Remember, a priority queue can be implemented in different ways (e.g., with arrays, linked lists, or binary heaps). The above instructions describe a basic implementation using arrays, which might not be the most efficient for all use cases, but it gives you a clear understanding of the structure. For more advanced applications, especially where performance is critical, binary heaps are commonly used to implement priority queues.

### Code Example

Here's a JavaScript example of a Priority Queue based on the instructions:

`class QueueElement {`

constructor(element, priority) {

this.element = element;

this.priority = priority;

}

}

class PriorityQueue {

constructor() {

this.items = [];

}

enqueue(element, priority) {

const queueElement = new QueueElement(element, priority);

if (this.isEmpty()) {

this.items.push(queueElement);

} else {

let added = false;

for (let i = 0; i < this.items.length; i++) {

if (queueElement.priority < this.items[i].priority) { // Assuming smaller values have higher priority

this.items.splice(i, 0, queueElement);

added = true;

break;

}

}

if (!added) {

this.items.push(queueElement);

}

}

}

dequeue() {

if (this.isEmpty()) {

return null;

}

return this.items.shift().element;

}

peek() {

if (this.isEmpty()) {

return null;

}

return this.items[0].element;

}

isEmpty() {

return this.items.length === 0;

}

size() {

return this.items.length;

}

}

// Usage

const pq = new PriorityQueue();

pq.enqueue("Task 1", 2);

pq.enqueue("Task 2", 1); // Task 2 has higher priority and should be dequeued first

pq.enqueue("Task 3", 3);

console.log(pq.dequeue()); // Outputs: Task 2

console.log(pq.dequeue()); // Outputs: Task 1

console.log(pq.dequeue()); // Outputs: Task 3

This is a basic implementation using arrays, as described in the instructions. It's important to note that for larger datasets or frequent operations, using a binary heap can make the priority queue operations more efficient.

### Complexity

A heap is a specialized tree-based data structure that satisfies the heap property. It's primarily used as a priority queue. There are two main types of heaps: a max-heap and a min-heap. A max-heap ensures that the parent nodes have a value greater than or equal to their children, while a min-heap ensures the opposite.
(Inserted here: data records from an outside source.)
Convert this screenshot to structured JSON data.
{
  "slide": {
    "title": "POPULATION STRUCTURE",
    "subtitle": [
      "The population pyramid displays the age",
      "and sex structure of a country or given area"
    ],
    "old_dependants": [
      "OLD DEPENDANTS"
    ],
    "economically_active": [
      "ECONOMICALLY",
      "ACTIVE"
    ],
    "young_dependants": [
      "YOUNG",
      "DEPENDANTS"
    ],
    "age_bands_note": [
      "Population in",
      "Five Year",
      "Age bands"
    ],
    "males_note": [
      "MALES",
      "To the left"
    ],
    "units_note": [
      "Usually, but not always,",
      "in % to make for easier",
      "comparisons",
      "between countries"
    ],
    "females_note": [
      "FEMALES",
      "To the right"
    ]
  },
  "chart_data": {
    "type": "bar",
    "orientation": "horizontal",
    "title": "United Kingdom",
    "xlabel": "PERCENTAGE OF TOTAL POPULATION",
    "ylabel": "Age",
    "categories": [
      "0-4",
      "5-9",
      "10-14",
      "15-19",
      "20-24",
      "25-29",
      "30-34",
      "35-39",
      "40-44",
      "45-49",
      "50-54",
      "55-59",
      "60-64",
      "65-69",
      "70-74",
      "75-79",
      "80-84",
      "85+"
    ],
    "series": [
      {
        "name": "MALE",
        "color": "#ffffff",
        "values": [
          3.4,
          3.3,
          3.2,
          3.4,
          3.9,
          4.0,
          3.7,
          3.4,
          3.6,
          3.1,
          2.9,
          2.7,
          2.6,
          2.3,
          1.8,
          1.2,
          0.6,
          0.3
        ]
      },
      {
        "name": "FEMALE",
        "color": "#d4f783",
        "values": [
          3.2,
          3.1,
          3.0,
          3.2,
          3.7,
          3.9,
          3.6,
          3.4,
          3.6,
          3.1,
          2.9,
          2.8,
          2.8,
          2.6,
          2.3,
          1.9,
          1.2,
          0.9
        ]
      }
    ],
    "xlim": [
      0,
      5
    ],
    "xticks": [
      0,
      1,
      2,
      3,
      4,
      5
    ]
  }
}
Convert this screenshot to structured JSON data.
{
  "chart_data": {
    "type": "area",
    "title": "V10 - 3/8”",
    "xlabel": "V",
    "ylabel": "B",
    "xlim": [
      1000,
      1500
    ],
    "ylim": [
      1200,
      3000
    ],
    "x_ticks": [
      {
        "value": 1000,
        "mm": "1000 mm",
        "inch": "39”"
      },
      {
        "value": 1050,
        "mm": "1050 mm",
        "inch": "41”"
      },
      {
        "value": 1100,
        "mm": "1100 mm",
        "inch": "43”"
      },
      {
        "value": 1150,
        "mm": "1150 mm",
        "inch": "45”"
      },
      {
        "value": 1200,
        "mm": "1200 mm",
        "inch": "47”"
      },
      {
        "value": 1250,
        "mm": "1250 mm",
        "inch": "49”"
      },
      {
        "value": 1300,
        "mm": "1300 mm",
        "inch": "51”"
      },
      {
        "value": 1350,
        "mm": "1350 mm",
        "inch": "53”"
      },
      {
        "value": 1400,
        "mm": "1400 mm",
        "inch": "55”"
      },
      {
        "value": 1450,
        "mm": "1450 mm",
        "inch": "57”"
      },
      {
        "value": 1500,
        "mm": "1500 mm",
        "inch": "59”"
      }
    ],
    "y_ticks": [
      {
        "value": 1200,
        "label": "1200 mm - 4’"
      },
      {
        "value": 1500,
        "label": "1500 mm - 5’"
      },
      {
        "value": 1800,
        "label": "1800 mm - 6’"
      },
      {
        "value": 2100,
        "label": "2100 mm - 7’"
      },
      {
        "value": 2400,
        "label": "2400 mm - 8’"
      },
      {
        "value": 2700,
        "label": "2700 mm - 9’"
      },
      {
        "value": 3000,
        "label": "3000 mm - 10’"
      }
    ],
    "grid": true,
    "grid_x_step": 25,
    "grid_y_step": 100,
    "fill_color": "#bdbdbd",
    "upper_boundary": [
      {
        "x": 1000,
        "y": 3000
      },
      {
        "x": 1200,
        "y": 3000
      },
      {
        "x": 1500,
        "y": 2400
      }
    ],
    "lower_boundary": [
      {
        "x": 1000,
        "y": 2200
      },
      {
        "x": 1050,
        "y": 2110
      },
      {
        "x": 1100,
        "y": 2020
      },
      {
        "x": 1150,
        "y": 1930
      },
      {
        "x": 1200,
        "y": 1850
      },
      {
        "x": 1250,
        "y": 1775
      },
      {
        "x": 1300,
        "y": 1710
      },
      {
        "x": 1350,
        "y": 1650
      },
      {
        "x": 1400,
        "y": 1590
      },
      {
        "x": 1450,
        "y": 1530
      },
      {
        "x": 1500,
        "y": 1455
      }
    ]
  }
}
Here's a table for the time and space complexities for common operations on a Heap:

Operation | Time Complexity | Space Complexity |
---|---|---|

Insertion | O(log n) | O(n) |

Deletion (max or min) | O(log n) | O(n) |

Peeking (max or min) | O(1) | O(1) |

Heapify | O(n) | O(1) |

Increase/Decrease key | O(log n) | O(1) |

Merge | O(n + m) | O(n + m) |

Notes:

**Insertion**: When inserting into a heap, the worst-case scenario is that we have to traverse from the leaf to the root to maintain the heap property, which takes ( O(\log n) ) time.**Deletion (max or min)**: Removing the maximum element (in a max-heap) or minimum element (in a min-heap) also takes ( O(\log n) ) because we might need to restructure the heap to maintain the heap property.**Peeking (max or min)**: Since the max (in a max-heap) or min (in a min-heap) is always at the root, peeking at this element is a constant-time operation.**Heapify**: Converting an unordered list into a heap. In practice, it's ( O(n) ), even though one might initially think it'd be ( O(n \log n) ) due to the nature of the tree structure and how the operation works.**Increase/Decrease key**: Changing the value of a key can potentially alter the structure of the heap, hence it's ( O(\log n) ).**Merge**: Combining two heaps into one. The time complexity here is ( O(n + m) ), where ( n ) and ( m ) are the sizes of the two heaps.**Space Complexity**: Space is primarily determined by the number of elements, ( n ), in the heap.

Remember, these complexities can vary slightly based on the exact implementation of the heap and the nature of the operations being executed.